С одной стороны, быстро развилась буржуазия, настоятельно требовавшая от немецких правительств всякого рода вспомоществований и поддержек. Известный Zollverein был целиком ее делом, при чем агитация в его пользу велась не только с помощью "ходатайств", но также и посредством более или менее научных исследований: напомним Фридриха Листа. С другой стороны, разрушение старых экономических "устоев" сделало немецкий народ беззащитным в отношении к капитализму. Крестьяне и ремесленники были уже достаточно вовлечены в процесс капиталистического движения, чтобы испытывать на себе все его невыгодные стороны, особенно сильно дающие себя чувствовать в переходные периоды. Но трудящаяся масса еще мало способна была тогда к сопротивлению. Она еще не могла дать сколько-нибудь заметного отпора представителям капитала. Еще в шестидесятых годах Маркс говорил, что Германия страдает одновременно и от развития капитализма, и от недостатка его развития. В сороковых годах ее страдания от недостатка развития капитализма были еще сильнее. Капитализм разрушил старые устои крестьянской жизни; кустарная промышленность, прежде процветавшая в Германии, должна была теперь выдерживать непосильную для нее конкуренцию машинного производства. Кустари беднели, с каждым годом попадая все в более и более тяжелую зависимость от скупщиков. А в то же время крестьяне должны были нести целый ряд таких повинностей по отношению к помещикам и государству, которые могли, пожалуй, быть неотяготительны в прежнее время, но в сороковых годах становились тем тяжелее, что они все менее и менее соответствовали фактическим условиям крестьянской жизни. Бедность крестьян приняла поразительные размеры; кулак сделался полным господином деревни; крестьянский хлеб нередко покупался им еще на корню; нищенство стало родом отхожего промысла. Тогдашние исследователи указывали на общины, в которых из нескольких тысяч семейств не нищенствовало только несколько сот. В иных местах, — вещь почти совершенно невероятная, но своевременно констатированная немецкой печатью, — крестьяне питались падалью. Покидая деревни, они не находили достаточно заработка в промышленных центрах, и печать указывала на возрастающую безработицу и вызываемую ею эмиграцию.
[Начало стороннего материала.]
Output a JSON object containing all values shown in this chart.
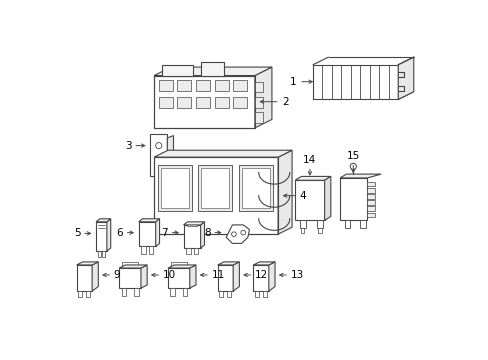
{
  "bg_color": "#ffffff",
  "lc": "#444444",
  "fig_width": 4.89,
  "fig_height": 3.6,
  "dpi": 100
}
Вот как рисует один из самых передовых органов того времени положение трудящейся массы: "Сто тысяч прядильщиков в Равенсбергском округе и в других местностях немецкого отечества не могут уже жить своим трудом, они не находят сбыта своим изделиям (речь идет, главным образом, о кустарях), они ищут работы и хлеба, не находя ни той, ни другого, потому что трудно, если не невозможно, им найти заработок помимо пряденья. Существует огромная конкуренция между рабочими из-за самой ничтожной платы" .
Народная нравственность несомненно падала. Разрушению старых экономических отношений соответствовала расшатка старых нравственных понятий. Газеты и журналы того времени полны жалоб на пьянство рабочих, на половой разврат в их среде, на франтовство и мотовство, развивающиеся между ними рядом с уменьшением заработной платы. В немецком рабочем еще не замечалось признаков новой нравственности, — той нравственности, которая стала быстро развиваться впоследствии на основе нового освободительного движения, вызванного самим развитием капитализма. Освободительное движение массы тогда еще не начиналось. Ее глухое недовольство сказывалось время от времени лишь безнадежными стачками, да бесцельными бунтами, бессмысленным разрушением машин. Но уже в головы немецких рабочих начинали попадать искры сознания. Книга, составлявшая ненужную роскошь при старых порядках, сделалась предметом необходимости при новых. Страсть к чтению стала овладевать рабочими.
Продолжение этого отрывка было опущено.